$3.9 Million Fine for Stolen Laptop: Does your compliance budget cover this?
All business owners have a fiscal responsibility to be budget conscious, and dentists are no different. However, as illustrated in the case below, lack of compliance can take a huge bite out of your budget.
Feinstein Institute for Medical Research (FIMR) reported that an unencrypted laptop containing protected health information (PHI) of 13,000 patients was stolen from the car of one of its employees.

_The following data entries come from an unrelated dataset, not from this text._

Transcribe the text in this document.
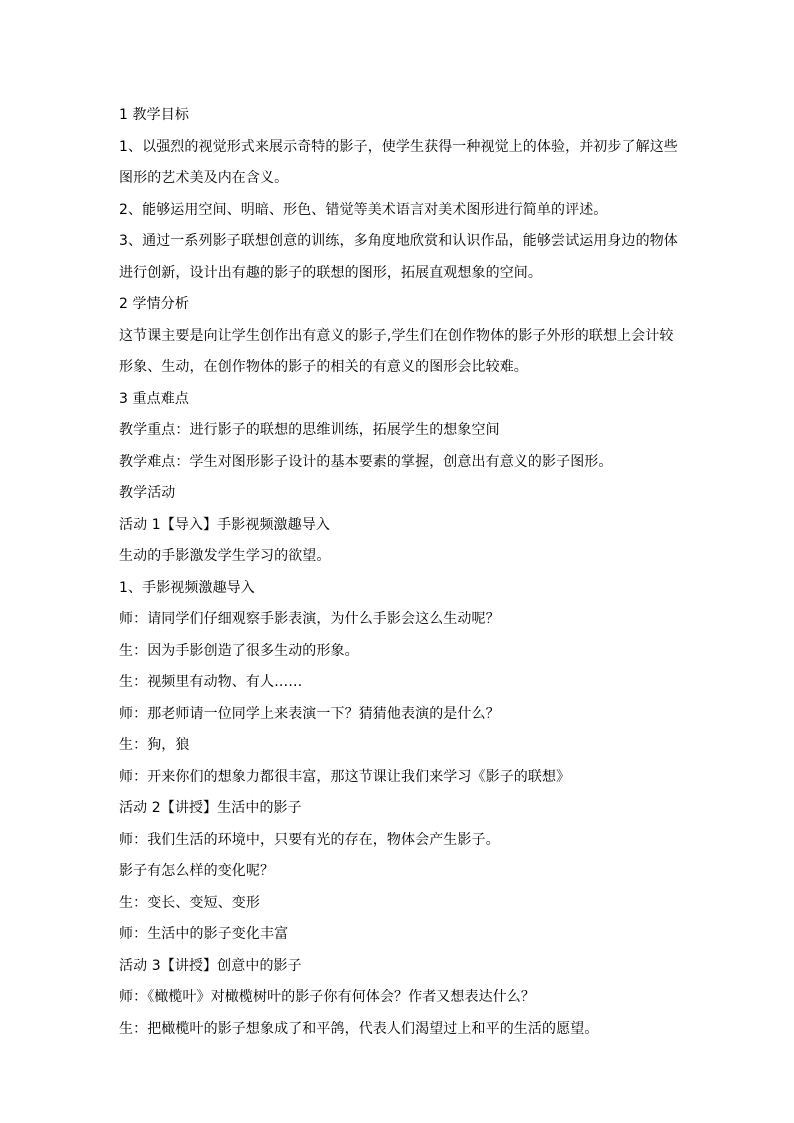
1 教学目标
1、以强烈的视觉形式来展示奇特的影子，使学生获得一种视觉上的体验，并初步了解这些
图形的艺术美及内在含义。
2、能够运用空间、明暗、形色、错觉等美术语言对美术图形进行简单的评述。
3、通过一系列影子联想创意的训练，多角度地欣赏和认识作品，能够尝试运用身边的物体
进行创新，设计出有趣的影子的联想的图形，拓展直观想象的空间。
2 学情分析
这节课主要是向让学生创作出有意义的影子,学生们在创作物体的影子外形的联想上会计较
形象、生动，在创作物体的影子的相关的有意义的图形会比较难。
3 重点难点
教学重点：进行影子的联想的思维训练，拓展学生的想象空间
教学难点：学生对图形影子设计的基本要素的掌握，创意出有意义的影子图形。
教学活动
活动 1【导入】手影视频激趣导入
生动的手影激发学生学习的欲望。
1、手影视频激趣导入
师：请同学们仔细观察手影表演，为什么手影会这么生动呢？
生：因为手影创造了很多生动的形象。
生：视频里有动物、有人……
师：那老师请一位同学上来表演一下？猜猜他表演的是什么？
生：狗，狼
师：开来你们的想象力都很丰富，那这节课让我们来学习《影子的联想》
活动 2【讲授】生活中的影子
师：我们生活的环境中，只要有光的存在，物体会产生影子。
影子有怎么样的变化呢？
生：变长、变短、变形
师：生活中的影子变化丰富
活动 3【讲授】创意中的影子
师：《橄榄叶》对橄榄树叶的影子你有何体会？作者又想表达什么？
生：把橄榄叶的影子想象成了和平鸽，代表人们渴望过上和平的生活的愿望。
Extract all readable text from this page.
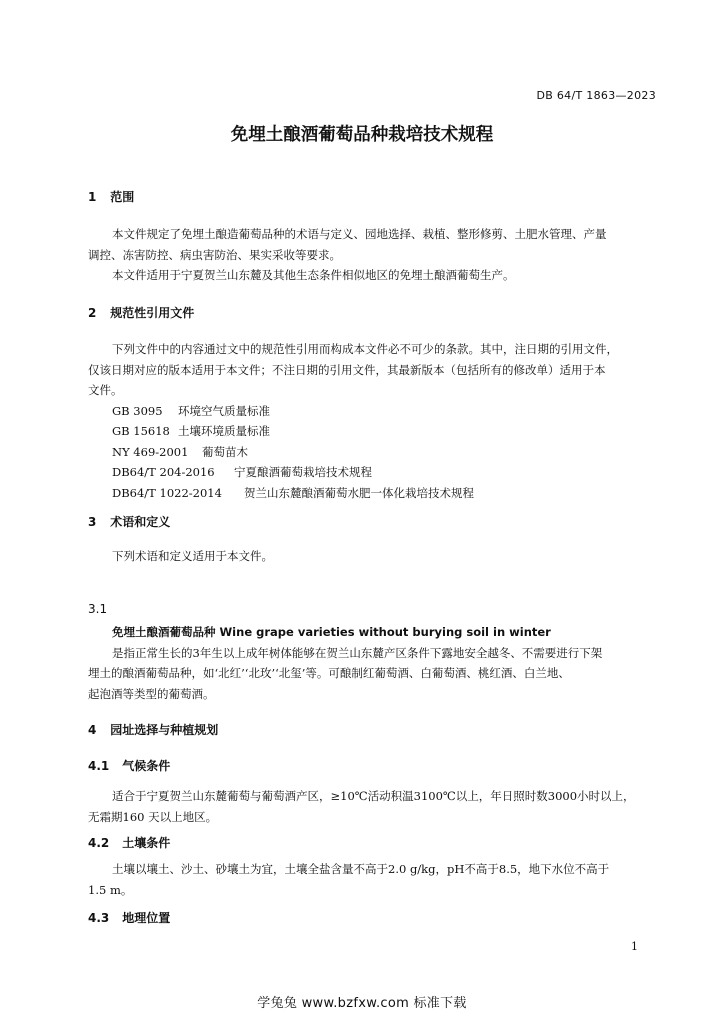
DB 64/T 1863—2023
免埋土酿酒葡萄品种栽培技术规程
1 范围
本文件规定了免埋土酿造葡萄品种的术语与定义、园地选择、栽植、整形修剪、土肥水管理、产量
调控、冻害防控、病虫害防治、果实采收等要求。
本文件适用于宁夏贺兰山东麓及其他生态条件相似地区的免埋土酿酒葡萄生产。
2 规范性引用文件
下列文件中的内容通过文中的规范性引用而构成本文件必不可少的条款。其中，注日期的引用文件，
仅该日期对应的版本适用于本文件；不注日期的引用文件，其最新版本（包括所有的修改单）适用于本
文件。
GB 3095 环境空气质量标准
GB 15618 土壤环境质量标准
NY 469-2001 葡萄苗木
DB64/T 204-2016 宁夏酿酒葡萄栽培技术规程
DB64/T 1022-2014 贺兰山东麓酿酒葡萄水肥一体化栽培技术规程
3 术语和定义
下列术语和定义适用于本文件。
3.1
免埋土酿酒葡萄品种 Wine grape varieties without burying soil in winter
是指正常生长的3年生以上成年树体能够在贺兰山东麓产区条件下露地安全越冬、不需要进行下架
埋土的酿酒葡萄品种，如‘北红’‘北玫’‘北玺’等。可酿制红葡萄酒、白葡萄酒、桃红酒、白兰地、
起泡酒等类型的葡萄酒。
4 园址选择与种植规划
4.1 气候条件
适合于宁夏贺兰山东麓葡萄与葡萄酒产区，≥10℃活动积温3100℃以上，年日照时数3000小时以上，
无霜期160 天以上地区。
4.2 土壤条件
土壤以壤土、沙土、砂壤土为宜，土壤全盐含量不高于2.0 g/kg，pH不高于8.5，地下水位不高于
1.5 m。
4.3 地理位置
1
学兔兔 www.bzfxw.com 标准下载
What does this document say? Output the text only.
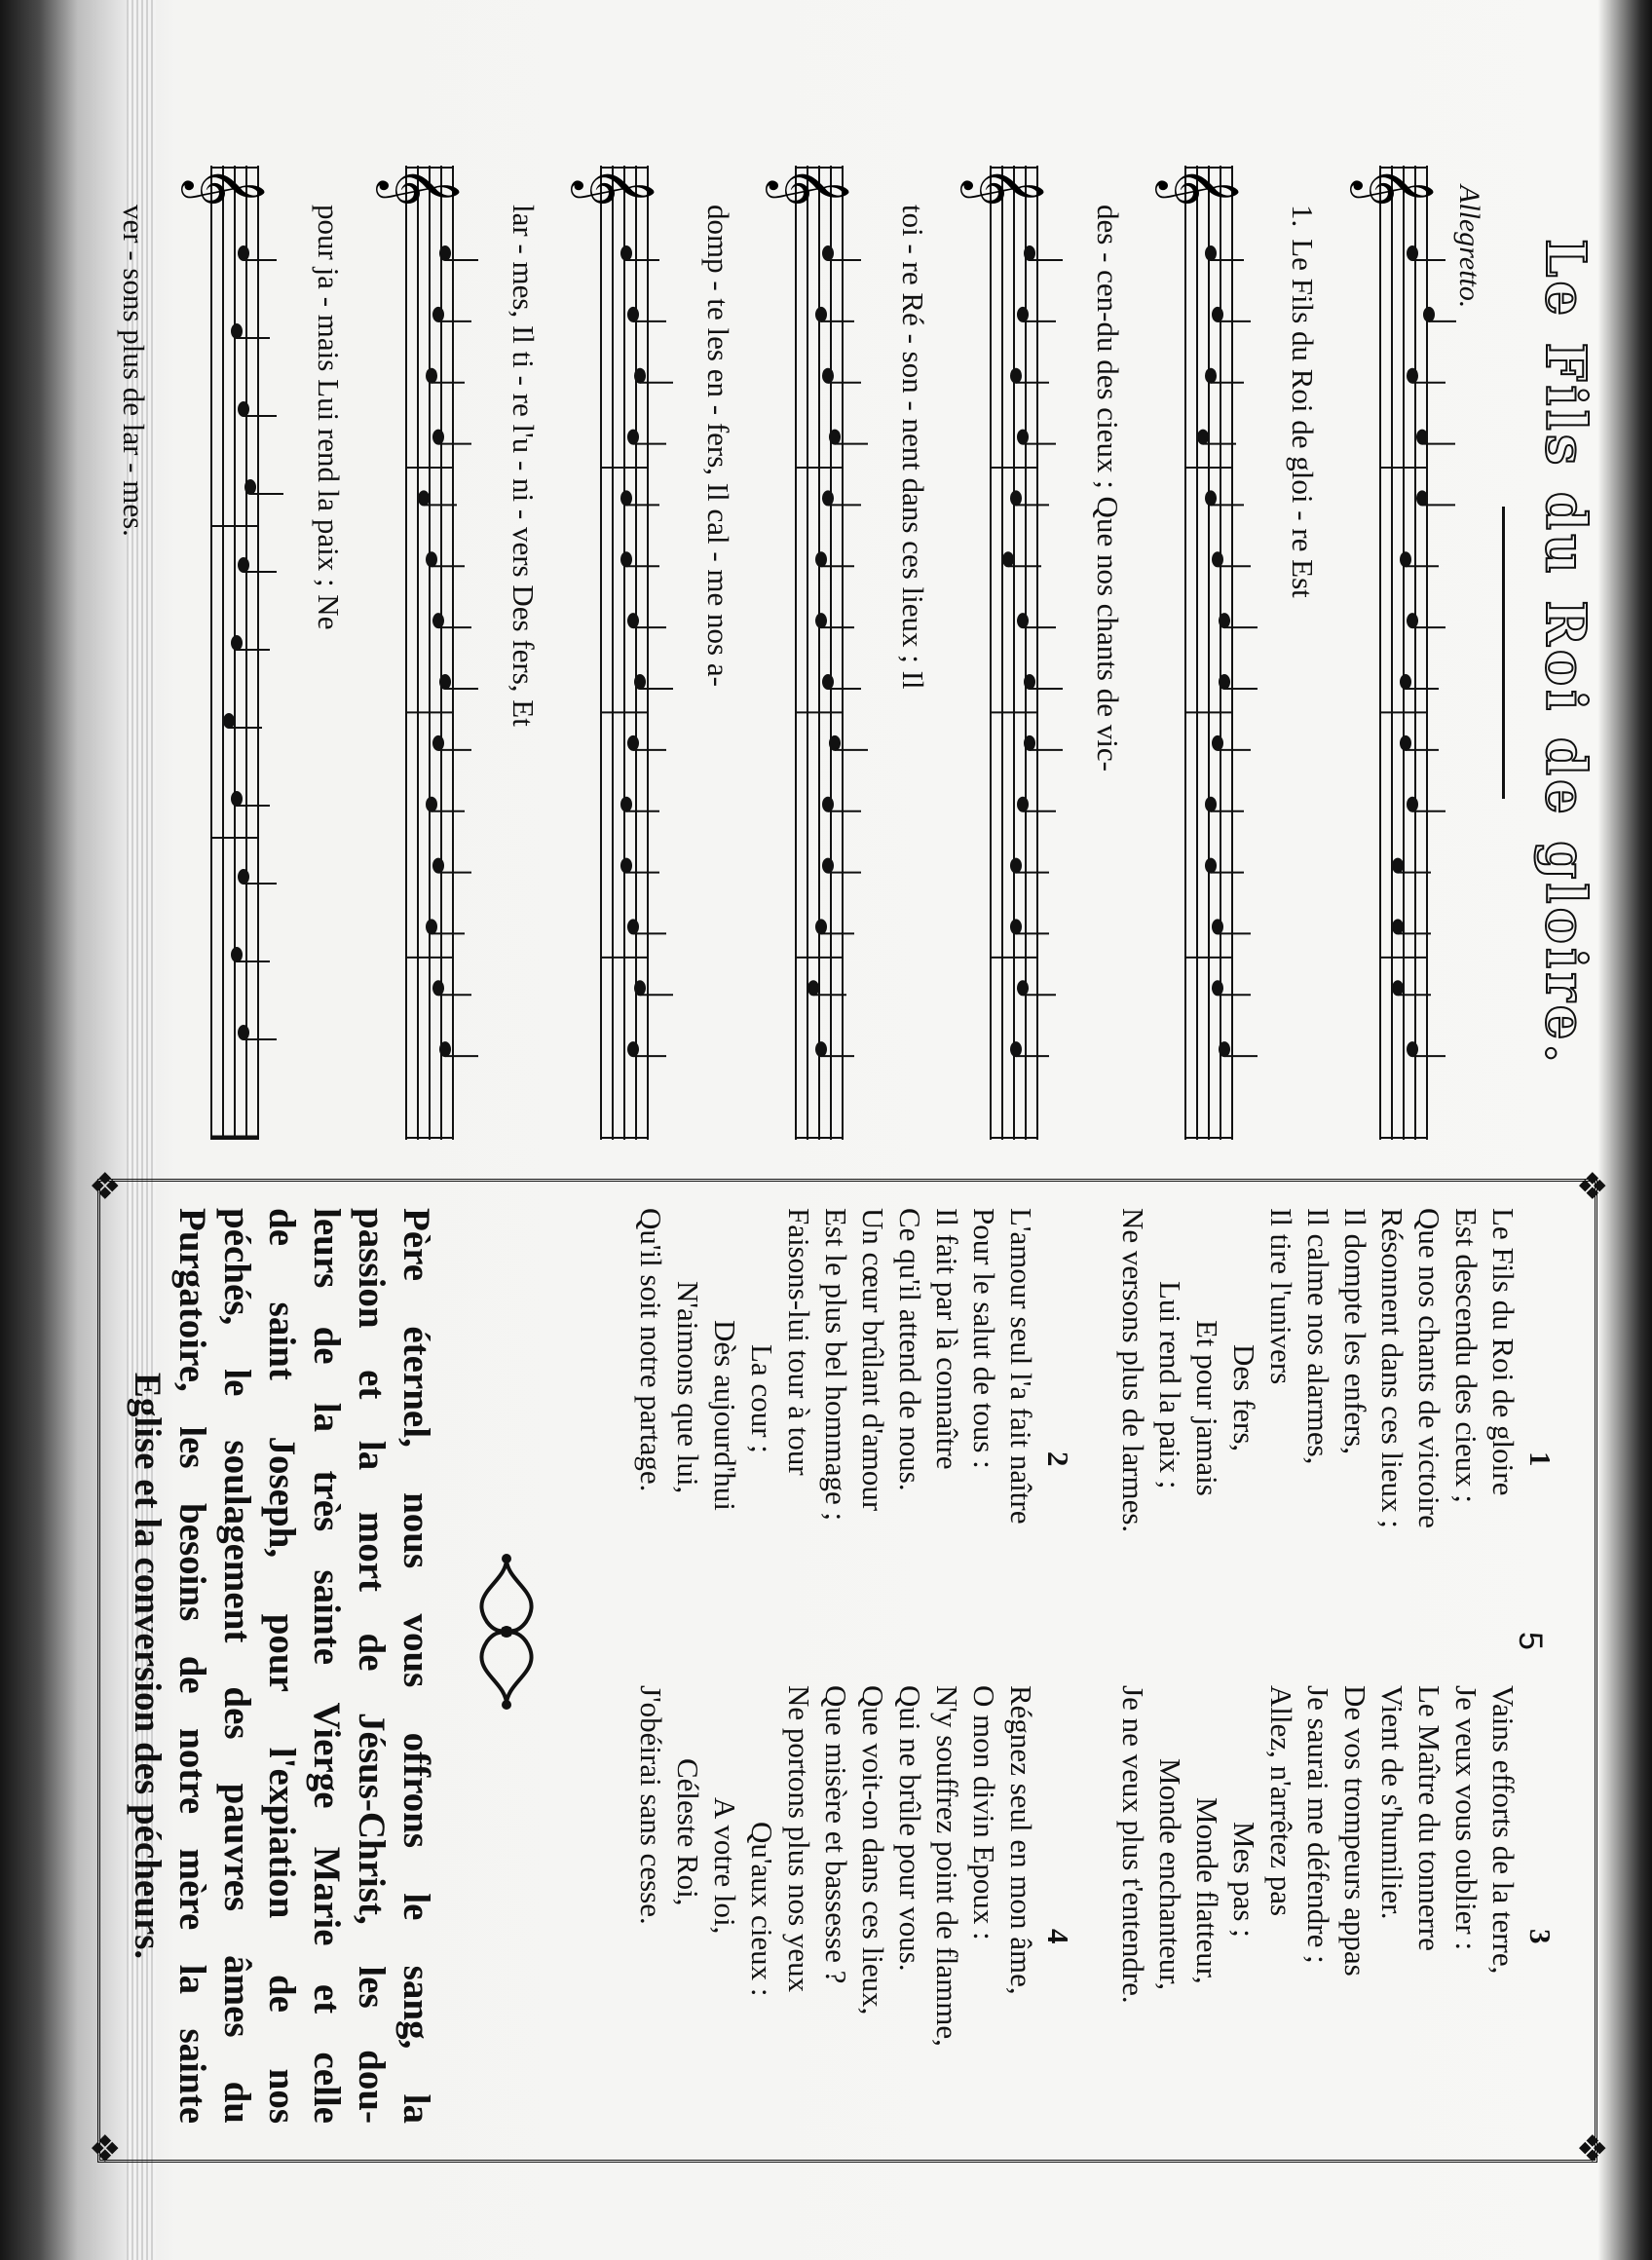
Le Fils du Roi de gloire.
Allegretto.
𝄞
1.Le Fils du Roi de gloi - re Est
𝄞
des - cen-du des cieux ; Que nos chants de vic-
𝄞
toi - re Ré - son - nent dans ces lieux ; Il
𝄞
domp - te les en - fers, Il cal - me nos a-
𝄞
lar - mes, Il ti - re l'u - ni - vers Des fers, Et
𝄞
pour ja - mais Lui rend la paix ; Ne
𝄞
ver - sons plus de lar - mes.
❖
❖
❖
❖
5
1
Le Fils du Roi de gloire
Est descendu des cieux ;
Que nos chants de victoire
Résonnent dans ces lieux ;
Il dompte les enfers,
Il calme nos alarmes,
Il tire l'univers
Des fers,
Et pour jamais
Lui rend la paix ;
Ne versons plus de larmes.
3
Vains efforts de la terre,
Je veux vous oublier :
Le Maître du tonnerre
Vient de s'humilier.
De vos trompeurs appas
Je saurai me défendre ;
Allez, n'arrêtez pas
Mes pas ;
Monde flatteur,
Monde enchanteur,
Je ne veux plus t'entendre.
2
L'amour seul l'a fait naître
Pour le salut de tous :
Il fait par là connaître
Ce qu'il attend de nous.
Un cœur brûlant d'amour
Est le plus bel hommage ;
Faisons-lui tour à tour
La cour ;
Dès aujourd'hui
N'aimons que lui,
Qu'il soit notre partage.
4
Régnez seul en mon âme,
O mon divin Epoux :
N'y souffrez point de flamme,
Qui ne brûle pour vous.
Que voit-on dans ces lieux,
Que misère et bassesse ?
Ne portons plus nos yeux
Qu'aux cieux :
A votre loi,
Céleste Roi,
J'obéirai sans cesse.
Père éternel, nous vous offrons le sang, la
passion et la mort de Jésus-Christ, les dou-
leurs de la très sainte Vierge Marie et celle
de saint Joseph, pour l'expiation de nos
péchés, le soulagement des pauvres âmes du
Purgatoire, les besoins de notre mère la sainte
Eglise et la conversion des pécheurs.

The HHS investigation concluded that FIMR:
- Impermissibly disclosed the ePHI when the laptop computer was left unsecured in the back seat of an employee’s car.
- Failed to conduct an accurate and thorough risk analysis of the potential risks and vulnerabilities of all of its ePHI, including the ePHI on the aforementioned laptop computer.
- Failed to implement policies and procedures for granting access to ePHI by its workforce members.
- Failed to implement physical safeguards for a laptop that contained ePHI to restrict access to unauthorized users.
- Failed to implement policies and procedures that govern receipt and removal of hardware and electronic media that contain ePHI into and out of the facility, and the movement of these items within the facility.
- Failed to implement a mechanism to encrypt ePHI or, alternatively, document why encryption was not reasonable and appropriate and implement an equivalent alternative measure to encryption to safeguard ePHI.
Would your practice survive the financial impact of this type of event? Simply because FIMR is a large facility doesn’t mean a breach couldn’t happen in smaller dental practices. It’s easy to bury your head in the sand or slip into complacency. In this case, complacency consists of relying on a few free forms and occasional staff training without fully implementing the remainder of the requirements. Full HIPAA compliance also includes customizing policies and procedures, training employees upon hire, conducting annual security risk assessments.
Remember the saying about penny wise and pound foolish? Consider it money well-spent to budget for qualified training for your Privacy/Security Officer.